Cass. pen., sez. VI 23-10-2008 (03-10-2008), n. 39904 Principio di immutabilità del giudice – Sostituzione del magistrato che ha condotto il dibattimento e pronunciato la relativa sentenza

Sentenza scelta dal dott. Domenico Cirasole

RITENUTO IN FATTO
1. N.L. e F.P.R. impugnano la sentenza in epigrafe indicata con la quale, in parziale riforma della decisione del Tribunale, l’uno tu dichiarato responsabile dei delitti di appropriazione indebita aggravata ex art. 61 c.p., n. 11 e, nei confronti dell’altra, i reati furono dichiarati estinti, previa concessione delle attenuanti generiche equivalenti alle contestate aggravanti, per intervenuta prescrizione.
Ad avviso della Corte d’appello – giudice di rinvio dopo l’annullamento da parte di questa Corte della prima sentenza d’appello per inintelligibilità della motivazione manoscritta – le censure di profilo processuale mosse da N. alla decisione di primo grado sono prive di fondamento e gli elementi di prova acquisiti e correttamente descritti e valutati dal giudice di primo grado danno conto della corretta affermazione di responsabilità per i delitti di appropriazione indebita aggravati dall’abuso della qualità di procuratore generale di W.J..
In particolare:
– non vi è stata violazione dell’art. 525 c.p.p., perchè, nonostante il processo sia stato prima trattato dalla Dott.ssa C. e poi per alcune udienze sostituita da altro magistrato, l’istruttoria è stata svolta dalla Dr.ssa C. che ha pronunciato la sentenza; pertanto, la decisione è stata pronunciata all’esito di una trattazione unitaria da parte del medesimo magistrato, senza che le udienze intermedie abbiano avuto incidenza alcuna sul processo;
– le irritualità dell’originaria costituzione di parte civile di W.J. non è stata dedotta nella fase delle questioni preliminari ex art. 491 c.p.p., bensì eccepita per la prima volta con i motivi d’appello e per tal motivo tardiva;
– l’irritualità della querela per il delitto di cui all’art. 485 c.p., di scarso rilievo perchè il reato è stato dichiarato estinto per prescrizione, è stata correttamente risolta dal giudice di primo grado, con l’ordinanza pronunciata in udienza.

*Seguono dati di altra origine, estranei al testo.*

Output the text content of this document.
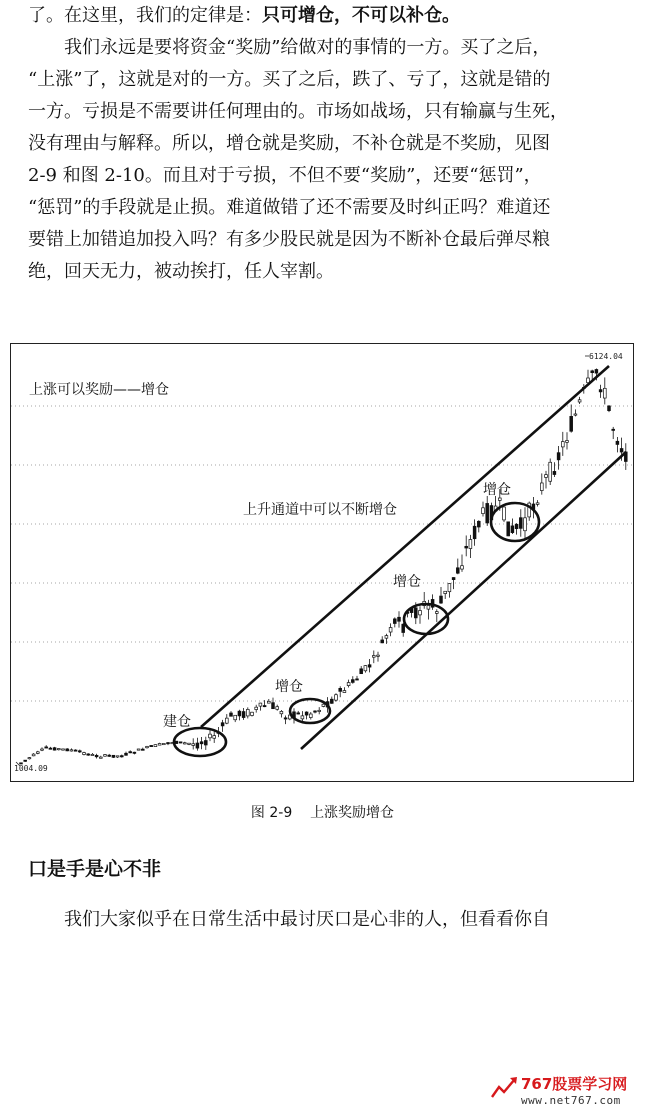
了。在这里，我们的定律是：只可增仓，不可以补仓。
我们永远是要将资金“奖励”给做对的事情的一方。买了之后，
“上涨”了，这就是对的一方。买了之后，跌了、亏了，这就是错的
一方。亏损是不需要讲任何理由的。市场如战场，只有输赢与生死，
没有理由与解释。所以，增仓就是奖励，不补仓就是不奖励，见图
2-9 和图 2-10。而且对于亏损，不但不要“奖励”，还要“惩罚”，
“惩罚”的手段就是止损。难道做错了还不需要及时纠正吗？难道还
要错上加错追加投入吗？有多少股民就是因为不断补仓最后弹尽粮
绝，回天无力，被动挨打，任人宰割。
上涨可以奖励——增仓
上升通道中可以不断增仓
建仓
增仓
增仓
增仓
6124.04
1004.09
767股票学习网
www.net767.com
图 2-9 上涨奖励增仓
口是手是心不非
我们大家似乎在日常生活中最讨厌口是心非的人，但看看你自
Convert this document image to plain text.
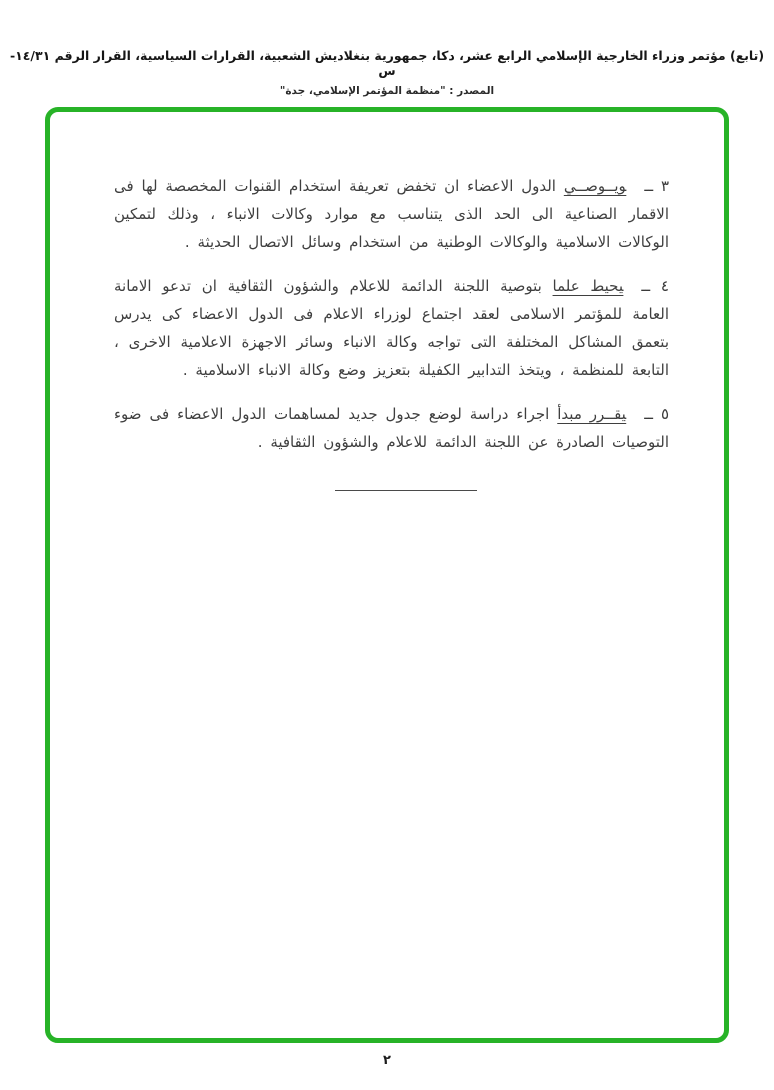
(تابع) مؤتمر وزراء الخارجية الإسلامي الرابع عشر، دكا، جمهورية بنغلاديش الشعبية، القرارات السياسية، القرار الرقم ١٤/٣١- س
المصدر : "منظمة المؤتمر الإسلامي، جدة"

٣ ــويــوصــي الدول الاعضاء ان تخفض تعريفة استخدام القنوات المخصصة لها فى الاقمار الصناعية الى الحد الذى يتناسب مع موارد وكالات الانباء ، وذلك لتمكين الوكالات الاسلامية والوكالات الوطنية من استخدام وسائل الاتصال الحديثة .

٤ ــيحيط علما بتوصية اللجنة الدائمة للاعلام والشؤون الثقافية ان تدعو الامانة العامة للمؤتمر الاسلامى لعقد اجتماع لوزراء الاعلام فى الدول الاعضاء كى يدرس بتعمق المشاكل المختلفة التى تواجه وكالة الانباء وسائر الاجهزة الاعلامية الاخرى ، التابعة للمنظمة ، ويتخذ التدابير الكفيلة بتعزيز وضع وكالة الانباء الاسلامية .

٥ ــيقــرر مبدأ اجراء دراسة لوضع جدول جديد لمساهمات الدول الاعضاء فى ضوء التوصيات الصادرة عن اللجنة الدائمة للاعلام والشؤون الثقافية .

٢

Le censure relative al merito della decisione, per la Corte d’appello, non hanno un rilievo significativo e le risultanze processuali – costituite anche dalle dichiarazioni rese il 30 gennaio 1996 sui fatti esposti nella querela presentata dall’anziana W. J. e acquisite ex art. 512 c.p.p., dopo il suo decesso, nonchè dalla documentazione acquisita in base alla quale è stato ricostruito il patrimonio di W.J. e le movimentazioni operate da N. con funzioni di procuratore generale;
funzioni conferitegli con l’atto notarile 22 febbraio 1994 per l’impossibilità della signora W. di sottoscrivere atti poichè limitata nell’uso del bracco destro – dimostrano la sussistenza delle appropriazioni di danaro ricavato dalle vendite di beni immobili.
Per i giudici di merito, N., sino a quando nel settembre 1995 non è stato sostituto dall’avv. MACCARONI Giuseppe nell’amministrazione del patrimonio di W.J., risulta per tabulas essersi indebitamente appropriato del ricavato della cessione di beni mediante personale riscossione del danaro senza poi provvedere ai versamenti delle somme in favore della proprietaria dei beni ceduti.

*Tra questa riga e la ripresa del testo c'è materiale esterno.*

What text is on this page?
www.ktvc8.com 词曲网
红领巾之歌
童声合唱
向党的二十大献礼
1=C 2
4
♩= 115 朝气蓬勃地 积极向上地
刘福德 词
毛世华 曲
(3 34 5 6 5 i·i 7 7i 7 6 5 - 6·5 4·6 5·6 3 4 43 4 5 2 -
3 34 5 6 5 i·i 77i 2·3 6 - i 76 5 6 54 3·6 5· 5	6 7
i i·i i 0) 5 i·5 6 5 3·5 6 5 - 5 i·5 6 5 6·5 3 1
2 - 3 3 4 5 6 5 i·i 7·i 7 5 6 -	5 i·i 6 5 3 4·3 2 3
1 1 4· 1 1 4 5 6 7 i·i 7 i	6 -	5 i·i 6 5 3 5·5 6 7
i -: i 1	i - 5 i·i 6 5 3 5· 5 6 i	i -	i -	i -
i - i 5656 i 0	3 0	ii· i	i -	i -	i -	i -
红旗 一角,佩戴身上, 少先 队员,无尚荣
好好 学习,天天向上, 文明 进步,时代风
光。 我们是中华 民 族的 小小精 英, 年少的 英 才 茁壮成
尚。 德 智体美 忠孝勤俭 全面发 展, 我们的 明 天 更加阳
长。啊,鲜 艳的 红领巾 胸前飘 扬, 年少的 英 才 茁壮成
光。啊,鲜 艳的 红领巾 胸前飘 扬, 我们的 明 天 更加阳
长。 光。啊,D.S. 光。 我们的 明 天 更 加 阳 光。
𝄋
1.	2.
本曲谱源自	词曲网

Le argomentazioni difensive – essenzialmente fondate su di un rendiconto complessivo redatto da N. e sull’inattendibilità delle testimonianze acquisite nel corso dell’istruttoria dibattimentale – non scalfiscono il complessivo quadro probatorio. Le prove acquisite dimostrano che N., nel periodo in cui operava in qualità di procuratore generale della signora W. e come amministratore della società Vibe, ha freneticamente, e senza controllo alcuna da parte dell’anziana e malata mandante, svuotato pressochè integralmente il notevole patrimonio immobiliare della stessa, effettuando tra l’altro cessioni di immobili per somme superiori a quelle dichiarate, appropriandosi dell’intero ricavato.

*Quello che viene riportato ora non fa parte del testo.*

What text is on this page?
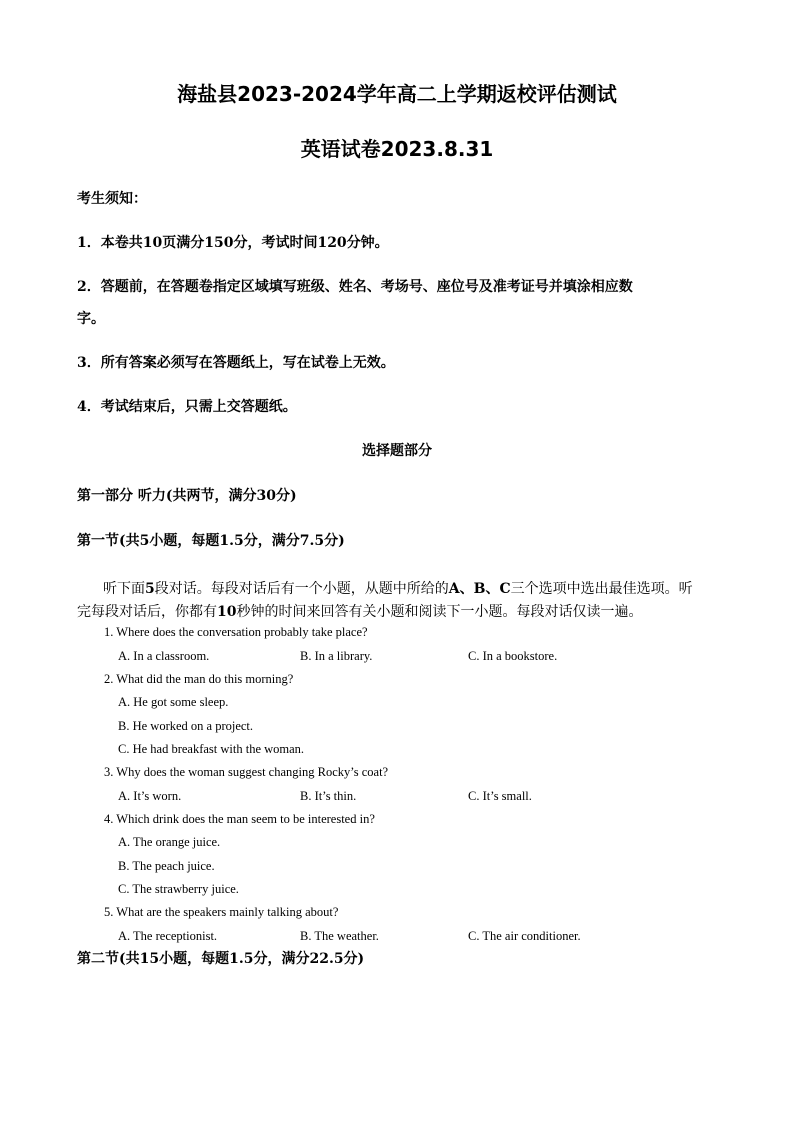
海盐县2023-2024学年高二上学期返校评估测试
英语试卷2023.8.31
考生须知：
1．本卷共10页满分150分，考试时间120分钟。
2．答题前，在答题卷指定区域填写班级、姓名、考场号、座位号及准考证号并填涂相应数
字。
3．所有答案必须写在答题纸上，写在试卷上无效。
4．考试结束后，只需上交答题纸。
选择题部分
第一部分 听力(共两节，满分30分)
第一节(共5小题，每题1.5分，满分7.5分)
听下面5段对话。每段对话后有一个小题，从题中所给的A、B、C三个选项中选出最佳选项。听
完每段对话后，你都有10秒钟的时间来回答有关小题和阅读下一小题。每段对话仅读一遍。
1. Where does the conversation probably take place?
A. In a classroom.	B. In a library.	C. In a bookstore.
2. What did the man do this morning?
A. He got some sleep.
B. He worked on a project.
C. He had breakfast with the woman.
3. Why does the woman suggest changing Rocky’s coat?
A. It’s worn.	B. It’s thin.	C. It’s small.
4. Which drink does the man seem to be interested in?
A. The orange juice.
B. The peach juice.
C. The strawberry juice.
5. What are the speakers mainly talking about?
A. The receptionist.	B. The weather.	C. The air conditioner.
第二节(共15小题，每题1.5分，满分22.5分)
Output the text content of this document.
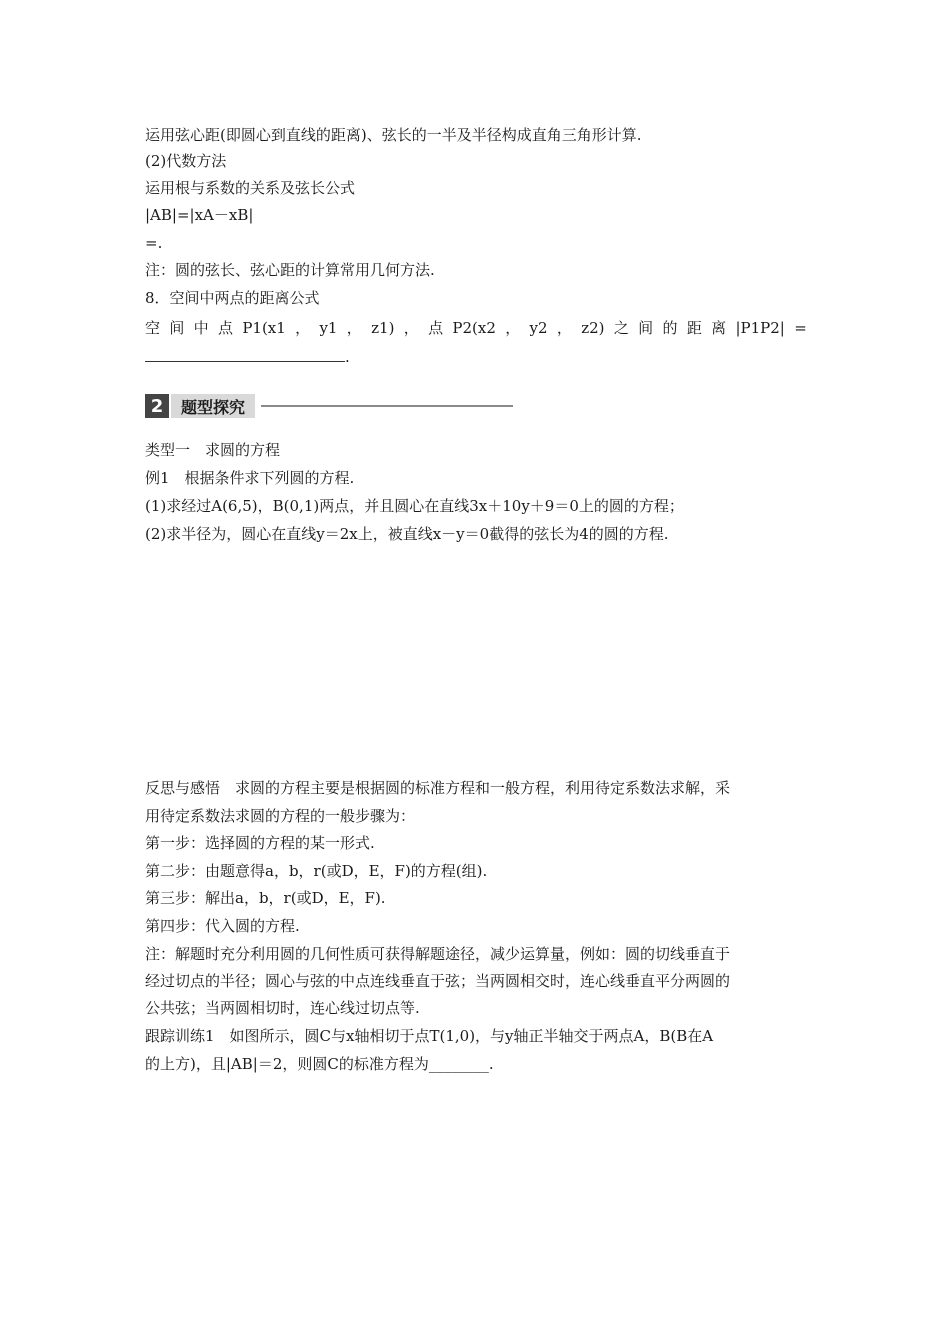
运用弦心距(即圆心到直线的距离)、弦长的一半及半径构成直角三角形计算.
(2)代数方法
运用根与系数的关系及弦长公式
|AB|=|xA－xB|
=.
注：圆的弦长、弦心距的计算常用几何方法.
8．空间中两点的距离公式
空 间 中 点 P1(x1 ， y1 ， z1) ， 点 P2(x2 ， y2 ， z2) 之 间 的 距 离 |P1P2| =
.
2	题型探究
类型一　求圆的方程
例1　根据条件求下列圆的方程.
(1)求经过A(6,5)，B(0,1)两点，并且圆心在直线3x＋10y＋9＝0上的圆的方程；
(2)求半径为，圆心在直线y＝2x上，被直线x－y＝0截得的弦长为4的圆的方程.
反思与感悟　求圆的方程主要是根据圆的标准方程和一般方程，利用待定系数法求解，采
用待定系数法求圆的方程的一般步骤为：
第一步：选择圆的方程的某一形式.
第二步：由题意得a，b，r(或D，E，F)的方程(组).
第三步：解出a，b，r(或D，E，F).
第四步：代入圆的方程.
注：解题时充分利用圆的几何性质可获得解题途径，减少运算量，例如：圆的切线垂直于
经过切点的半径；圆心与弦的中点连线垂直于弦；当两圆相交时，连心线垂直平分两圆的
公共弦；当两圆相切时，连心线过切点等.
跟踪训练1　如图所示，圆C与x轴相切于点T(1,0)，与y轴正半轴交于两点A，B(B在A
的上方)，且|AB|＝2，则圆C的标准方程为________.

Quanto alla posizione di F.P.R., la Corte d’appello ritiene, a differenza del giudice di primo grado, che gli elementi acquisiti diano ampiamente conto del suo coinvolgimento nei delitti a lei contestati relativi alla cessione in suo favore dell’intero patrimonio della società Vibe e nell’intera operazione relativa alla vendita di un appartamento, dapprima ceduto alla stessa F. e poi a terzi. Le giustificazioni addotte dagli imputatati non hanno trovato riscontro nei complessivi elementi acquisiti agli atti dai quali risulta la consapevolezza di F., convivente di N., di contribuire alle operazioni commerciali volte alle indebite appropriazioni di danaro.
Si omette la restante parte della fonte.